Challenge: provide ongoing oversight
Six years down the road of mental health reform is too late to find out we are way off track. People whose lives depend on these services deserve better, and our tax payers deserve better. We must have a more rigorous and ongoing oversight process. Spending nearly $800,000 on an outside consultant to evaluate LME programs, as DHHS is currently doing, is exactly what a responsible and accountable government should not need to do.
• Service provider qualifications: the Division of MH/DD/SAS must provide a comprehensive and standardized vetting process, by treatment area, for LMEs to use to determine service provider suitability;
• Outcome-driven quality control: currently service providers are reimbursed based on the reports they submit. Reports don’t necessarily mean positive outcomes, and we must have a standard Quality Assurance system that pays for quality care, not quality report generation;
• Regular Financial Audits: with millions of dollars being paid monthly for services, it is inconceivable that DHHS does not have a recurring financial review process with a warning system to notify officials when costs spike.
Mental Health support for our Citizen Soldiers
There has been little attention paid to the impact the failed mental health reform may have on providing quality care for our redeployed North Carolina troops. We have the fourth highest number of returning guard and reserve service members, and the ultimate tragedy of this reform debacle would be for them to return to their counties and not be able to get the mental health care that they need.

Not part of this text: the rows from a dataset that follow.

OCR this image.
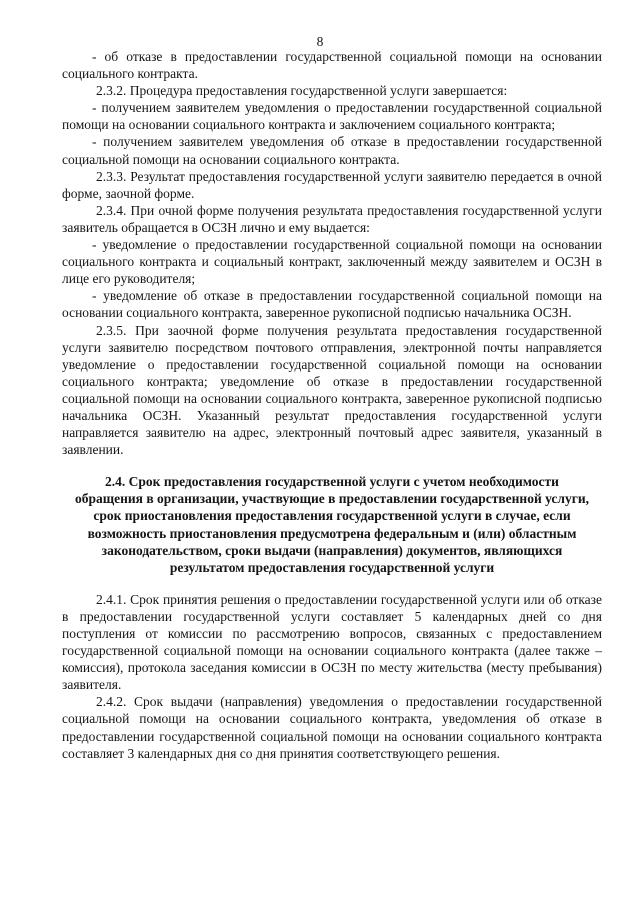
8

- об отказе в предоставлении государственной социальной помощи на основании социального контракта.

2.3.2. Процедура предоставления государственной услуги завершается:

- получением заявителем уведомления о предоставлении государственной социальной помощи на основании социального контракта и заключением социального контракта;

- получением заявителем уведомления об отказе в предоставлении государственной социальной помощи на основании социального контракта.

2.3.3. Результат предоставления государственной услуги заявителю передается в очной форме, заочной форме.

2.3.4. При очной форме получения результата предоставления государственной услуги заявитель обращается в ОСЗН лично и ему выдается:

- уведомление о предоставлении государственной социальной помощи на основании социального контракта и социальный контракт, заключенный между заявителем и ОСЗН в лице его руководителя;

- уведомление об отказе в предоставлении государственной социальной помощи на основании социального контракта, заверенное рукописной подписью начальника ОСЗН.

2.3.5. При заочной форме получения результата предоставления государственной услуги заявителю посредством почтового отправления, электронной почты направляется уведомление о предоставлении государственной социальной помощи на основании социального контракта; уведомление об отказе в предоставлении государственной социальной помощи на основании социального контракта, заверенное рукописной подписью начальника ОСЗН. Указанный результат предоставления государственной услуги направляется заявителю на адрес, электронный почтовый адрес заявителя, указанный в заявлении.

2.4. Срок предоставления государственной услуги с учетом необходимости обращения в организации, участвующие в предоставлении государственной услуги, срок приостановления предоставления государственной услуги в случае, если возможность приостановления предусмотрена федеральным и (или) областным законодательством, сроки выдачи (направления) документов, являющихся результатом предоставления государственной услуги

2.4.1. Срок принятия решения о предоставлении государственной услуги или об отказе в предоставлении государственной услуги составляет 5 календарных дней со дня поступления от комиссии по рассмотрению вопросов, связанных с предоставлением государственной социальной помощи на основании социального контракта (далее также – комиссия), протокола заседания комиссии в ОСЗН по месту жительства (месту пребывания) заявителя.

2.4.2. Срок выдачи (направления) уведомления о предоставлении государственной социальной помощи на основании социального контракта, уведомления об отказе в предоставлении государственной социальной помощи на основании социального контракта составляет 3 календарных дня со дня принятия соответствующего решения.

These North Carolinians have made the ultimate commitment to our country and borne the sacrifices that come with answering the call of duty. Some of them will face the challenges of dealing with post traumatic stress, traumatic brain injury, and family readjustment issues. Most concerning, is that they are returning in large numbers to homes in rural counties, which is exactly where our mental health delivery system is struggling the most.
In implementing a plan to rescue mental health reform, we must ensure close coordination between DHHS and the North Carolina National Guard, with a specific emphasis on effective liaison with the LMEs. Our Citizen Soldiers truly do represent “Americans At Their Best,” and state government must be at its best in delivering community-based mental health resources where they are needed.